Heidi Z’graggen a eu le sentiment de s’en être mieux tirée. «J’ai senti beaucoup de bienveillance de la part des parlementaires», soulignait l’Uranaise sur le pas-de-porte de la salle de réunion de l’UDC. Quant aux thèmes abordés, elle mentionne entre autres, «l’accord-cadre entre la Suisse et l’UE et la loi sur le CO2». Quant à Karin Keller-Sutter, elle a pris les journalistes par surprise. Alors que les micros l’attendaient à l’entrée ouest de la salle où elle était auditionnée par l’UDC, elle en est ressortie par la porte est. Pour ensuite disparaître chez les Verts. Plus tard, rattrapée par les caméras et les stylos, elle confiera néanmoins qu’elle avait eu à répondre à des «questions difficiles».

Le seul homme de cette «finale», le PLR nidwaldien Hans Wicki, confessait pour sa part qu’il avait «pu répondre à toutes les questions posées par l’UDC» au terme de cette première journée d’auditions animée dans les couloirs du Palais fédéral. L’avance de Karin Keller-Sutter et de Heidi Z’graggen suffira-t-elle? Si la course semble gagnée pour la libérale-radicale saint-galloise, tout est ouvert au PDC.

La gauche soutiendra sans doute Viola Amherd

La présidente du groupe vert’libéral, Tiana Angelina Moser, a déclaré que le groupe «s’en tiendrait aux candidats proposés». A l’instar des Verts, le parti ne rendra toutefois sa décision qu’à la veille de l’élection, agendée le mercredi 5 décembre. Tiana Moser a souligné que le ticket PLR n’avait suscité qu’un intérêt «limité» au sein du groupe et s’est refusée à tout commentaire concernant les candidates PDC. «Nous soutiendrons les candidatures qui couvriront au mieux nos thèmes de prédilection: l’ouverture face à l’Europe, une société libérale et un engagement prononcé pour l’écologie.»

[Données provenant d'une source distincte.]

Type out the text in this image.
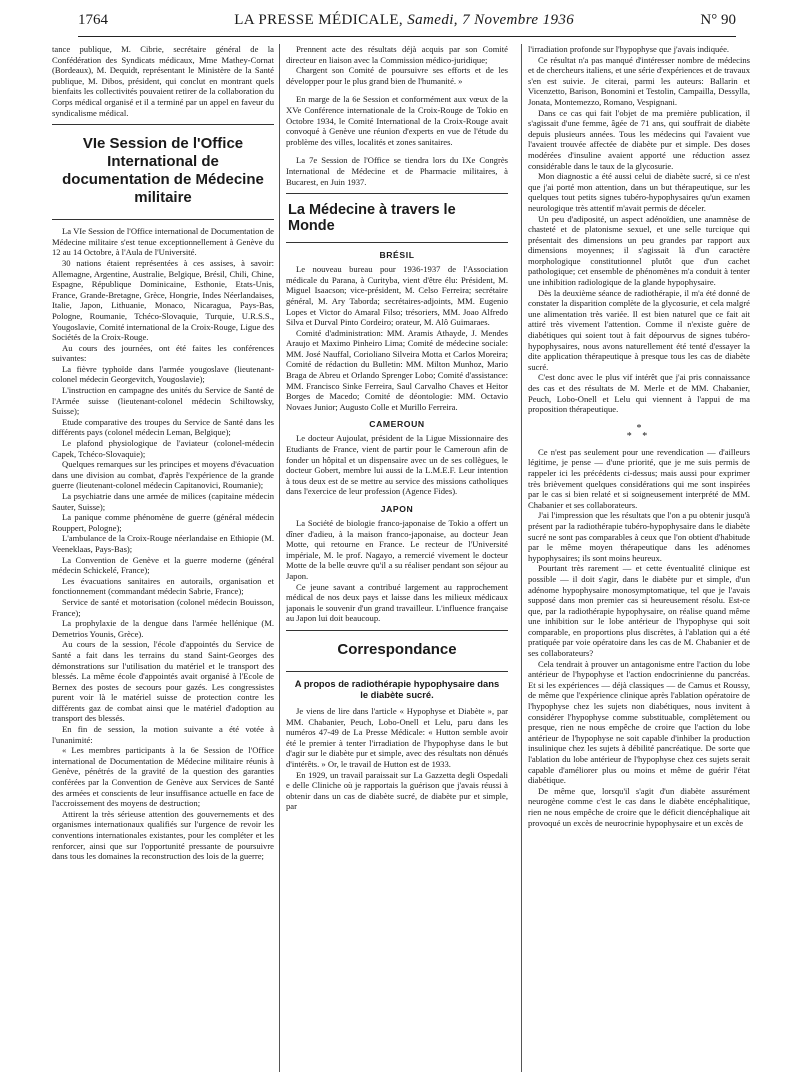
1764	LA PRESSE MÉDICALE, Samedi, 7 Novembre 1936	N° 90

tance publique, M. Cibrie, secrétaire général de la Confédération des Syndicats médicaux, Mme Mathey-Cornat (Bordeaux), M. Dequidt, représentant le Ministère de la Santé publique, M. Dibos, président, qui conclut en montrant quels bienfaits les collectivités pouvaient retirer de la collaboration du Corps médical organisé et il a terminé par un appel en faveur du syndicalisme médical.

VIe Session de l'Office International de documentation de Médecine militaire

La VIe Session de l'Office international de Documentation de Médecine militaire s'est tenue exceptionnellement à Genève du 12 au 14 Octobre, à l'Aula de l'Université.

30 nations étaient représentées à ces assises, à savoir: Allemagne, Argentine, Australie, Belgique, Brésil, Chili, Chine, Espagne, République Dominicaine, Esthonie, Etats-Unis, France, Grande-Bretagne, Grèce, Hongrie, Indes Néerlandaises, Italie, Japon, Lithuanie, Monaco, Nicaragua, Pays-Bas, Pologne, Roumanie, Tchéco-Slovaquie, Turquie, U.R.S.S., Yougoslavie, Comité international de la Croix-Rouge, Ligue des Sociétés de la Croix-Rouge.

Au cours des journées, ont été faites les conférences suivantes:

La fièvre typhoïde dans l'armée yougoslave (lieutenant-colonel médecin Georgevitch, Yougoslavie);

L'instruction en campagne des unités du Service de Santé de l'Armée suisse (lieutenant-colonel médecin Schiltowsky, Suisse);

Etude comparative des troupes du Service de Santé dans les différents pays (colonel médecin Leman, Belgique);

Le plafond physiologique de l'aviateur (colonel-médecin Capek, Tchéco-Slovaquie);

Quelques remarques sur les principes et moyens d'évacuation dans une division au combat, d'après l'expérience de la grande guerre (lieutenant-colonel médecin Capitanovici, Roumanie);

La psychiatrie dans une armée de milices (capitaine médecin Sauter, Suisse);

La panique comme phénomène de guerre (général médecin Rouppert, Pologne);

L'ambulance de la Croix-Rouge néerlandaise en Ethiopie (M. Veeneklaas, Pays-Bas);

La Convention de Genève et la guerre moderne (général médecin Schickelé, France);

Les évacuations sanitaires en autorails, organisation et fonctionnement (commandant médecin Sabrie, France);

Service de santé et motorisation (colonel médecin Bouisson, France);

La prophylaxie de la dengue dans l'armée hellénique (M. Demetrios Younis, Grèce).

Au cours de la session, l'école d'appointés du Service de Santé a fait dans les terrains du stand Saint-Georges des démonstrations sur l'utilisation du matériel et le transport des blessés. La même école d'appointés avait organisé à l'Ecole de Bernex des postes de secours pour gazés. Les congressistes purent voir là le matériel suisse de protection contre les différents gaz de combat ainsi que le matériel d'adoption au transport des blessés.

En fin de session, la motion suivante a été votée à l'unanimité:

« Les membres participants à la 6e Session de l'Office international de Documentation de Médecine militaire réunis à Genève, pénétrés de la gravité de la question des garanties conférées par la Convention de Genève aux Services de Santé des armées et conscients de leur insuffisance actuelle en face de l'accroissement des moyens de destruction;

Attirent la très sérieuse attention des gouvernements et des organismes internationaux qualifiés sur l'urgence de revoir les conventions internationales existantes, pour les compléter et les renforcer, ainsi que sur l'opportunité pressante de poursuivre dans tous les domaines la reconstruction des lois de la guerre;

Prennent acte des résultats déjà acquis par son Comité directeur en liaison avec la Commission médico-juridique;

Chargent son Comité de poursuivre ses efforts et de les développer pour le plus grand bien de l'humanité. »

En marge de la 6e Session et conformément aux vœux de la XVe Conférence internationale de la Croix-Rouge de Tokio en Octobre 1934, le Comité International de la Croix-Rouge avait convoqué à Genève une réunion d'experts en vue de l'étude du problème des villes, localités et zones sanitaires.

La 7e Session de l'Office se tiendra lors du IXe Congrès International de Médecine et de Pharmacie militaires, à Bucarest, en Juin 1937.

La Médecine à travers le Monde
BRÉSIL

Le nouveau bureau pour 1936-1937 de l'Association médicale du Parana, à Curityba, vient d'être élu: Président, M. Miguel Isaacson; vice-président, M. Celso Ferreira; secrétaire général, M. Ary Taborda; secrétaires-adjoints, MM. Eugenio Lopes et Victor do Amaral Filso; trésoriers, MM. Joao Alfredo Silva et Durval Pinto Cordeiro; orateur, M. Alô Guimaraes.

Comité d'administration: MM. Aramis Athayde, J. Mendes Araujo et Maximo Pinheiro Lima; Comité de médecine sociale: MM. José Nauffal, Corioliano Silveira Motta et Carlos Moreira; Comité de rédaction du Bulletin: MM. Milton Munhoz, Mario Braga de Abreu et Orlando Sprenger Lobo; Comité d'assistance: MM. Francisco Sinke Ferreira, Saul Carvalho Chaves et Heitor Borges de Macedo; Comité de déontologie: MM. Octavio Novaes Junior; Augusto Colle et Murillo Ferreira.

CAMEROUN

Le docteur Aujoulat, président de la Ligue Missionnaire des Etudiants de France, vient de partir pour le Cameroun afin de fonder un hôpital et un dispensaire avec un de ses collègues, le docteur Gobert, membre lui aussi de la L.M.E.F. Leur intention à tous deux est de se mettre au service des missions catholiques dans l'exercice de leur profession (Agence Fides).

JAPON

La Société de biologie franco-japonaise de Tokio a offert un dîner d'adieu, à la maison franco-japonaise, au docteur Jean Motte, qui retourne en France. Le recteur de l'Université impériale, M. le prof. Nagayo, a remercié vivement le docteur Motte de la belle œuvre qu'il a su réaliser pendant son séjour au Japon.

Ce jeune savant a contribué largement au rapprochement médical de nos deux pays et laisse dans les milieux médicaux japonais le souvenir d'un grand travailleur. L'influence française au Japon lui doit beaucoup.

Correspondance
A propos de radiothérapie hypophysaire dans le diabète sucré.

Je viens de lire dans l'article « Hypophyse et Diabète », par MM. Chabanier, Peuch, Lobo-Onell et Lelu, paru dans les numéros 47-49 de La Presse Médicale: « Hutton semble avoir été le premier à tenter l'irradiation de l'hypophyse dans le but d'agir sur le diabète pur et simple, avec des résultats non dénués d'intérêts. » Or, le travail de Hutton est de 1933.

En 1929, un travail paraissait sur La Gazzetta degli Ospedali e delle Cliniche où je rapportais la guérison que j'avais réussi à obtenir dans un cas de diabète sucré, de diabète pur et simple, par

l'irradiation profonde sur l'hypophyse que j'avais indiquée.

Ce résultat n'a pas manqué d'intéresser nombre de médecins et de chercheurs italiens, et une série d'expériences et de travaux s'en est suivie. Je citerai, parmi les auteurs: Ballarin et Vicenzetto, Barison, Bonomini et Testolin, Campailla, Dessylla, Jonata, Montemezzo, Romano, Vespignani.

Dans ce cas qui fait l'objet de ma première publication, il s'agissait d'une femme, âgée de 71 ans, qui souffrait de diabète depuis plusieurs années. Tous les médecins qui l'avaient vue l'avaient trouvée affectée de diabète pur et simple. Des doses modérées d'insuline avaient apporté une réduction assez considérable dans le taux de la glycosurie.

Mon diagnostic a été aussi celui de diabète sucré, si ce n'est que j'ai porté mon attention, dans un but thérapeutique, sur les quelques tout petits signes tubéro-hypophysaires qu'un examen neurologique très attentif m'avait permis de déceler.

Un peu d'adiposité, un aspect adénoïdien, une anamnèse de chasteté et de platonisme sexuel, et une selle turcique qui présentait des dimensions un peu grandes par rapport aux dimensions moyennes; il s'agissait là d'un caractère morphologique constitutionnel plutôt que d'un cachet pathologique; cet ensemble de phénomènes m'a conduit à tenter une inhibition radiologique de la glande hypophysaire.

Dès la deuxième séance de radiothérapie, il m'a été donné de constater la disparition complète de la glycosurie, et cela malgré une alimentation très variée. Il est bien naturel que ce fait ait attiré très vivement l'attention. Comme il n'existe guère de diabétiques qui soient tout à fait dépourvus de signes tubéro-hypophysaires, nous avons naturellement été tenté d'essayer la dite application thérapeutique à presque tous les cas de diabète sucré.

C'est donc avec le plus vif intérêt que j'ai pris connaissance des cas et des résultats de M. Merle et de MM. Chabanier, Peuch, Lobo-Onell et Lelu qui viennent à l'appui de ma proposition thérapeutique.

*
* *

Ce n'est pas seulement pour une revendication — d'ailleurs légitime, je pense — d'une priorité, que je me suis permis de rappeler ici les précédents ci-dessus; mais aussi pour exprimer très brièvement quelques considérations qui me sont inspirées par le cas si bien relaté et si soigneusement interprété de MM. Chabanier et ses collaborateurs.

J'ai l'impression que les résultats que l'on a pu obtenir jusqu'à présent par la radiothérapie tubéro-hypophysaire dans le diabète sucré ne sont pas comparables à ceux que l'on obtient d'habitude par le même moyen thérapeutique dans les adénomes hypophysaires; ils sont moins heureux.

Pourtant très rarement — et cette éventualité clinique est possible — il doit s'agir, dans le diabète pur et simple, d'un adénome hypophysaire monosymptomatique, tel que je l'avais supposé dans mon premier cas si heureusement résolu. Est-ce que, par la radiothérapie hypophysaire, on réalise quand même une inhibition sur le lobe antérieur de l'hypophyse qui soit comparable, en proportions plus discrètes, à l'ablation qui a été pratiquée par voie opératoire dans les cas de M. Chabanier et de ses collaborateurs?

Cela tendrait à prouver un antagonisme entre l'action du lobe antérieur de l'hypophyse et l'action endocrinienne du pancréas. Et si les expériences — déjà classiques — de Camus et Roussy, de même que l'expérience clinique après l'ablation opératoire de l'hypophyse chez les sujets non diabétiques, nous invitent à considérer l'hypophyse comme substituable, complètement ou presque, rien ne nous empêche de croire que l'action du lobe antérieur de l'hypophyse ne soit capable d'inhiber la production insulinique chez les sujets à débilité pancréatique. De sorte que l'ablation du lobe antérieur de l'hypophyse chez ces sujets serait capable d'améliorer plus ou moins et même de guérir l'état diabétique.

De même que, lorsqu'il s'agit d'un diabète assurément neurogène comme c'est le cas dans le diabète encéphalitique, rien ne nous empêche de croire que le déficit diencéphalique ait provoqué un excès de neurocrinie hypophysaire et un excès de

Les Verts ont également refusé de prendre une décision mardi, mais Viola Amherd a bénéficié d’applaudissements nourris. A Berne, on pronostique que le groupe socialiste, qui entendra les quatre prétendants et prétendantes mardi prochain, accordera ses suffrages à la Haut-Valaisanne plutôt qu’à l’Uranaise. Le soutien apporté à cette dernière par l’UDC, avec, à la clé, la volonté affichée de renforcer le positionnement du Conseil fédéral à droite, incitera plus que jamais la gauche à soutenir Viola Amherd. Le PS, le PLR (pour les candidates démocrates-chrétiennes), le PDC (pour Karin Keller-Sutter et Hans Wicki), et le Parti bourgeois-démocratique entendront les candidats mardi prochain.

Hormis les partis, d’autres groupements souhaitent mieux faire connaissance avec les papables. C’est le cas des parlementaires paysans, devant qui Viola Amherd a donné l’impression de mieux maîtriser les dossiers agricoles que sa rivale uranaise. L’Union suisse des arts et métiers (USAM) s’est entretenue avec les quatre candidats mardi soir. Et l’Alliance F fera de même au début de la semaine prochaine.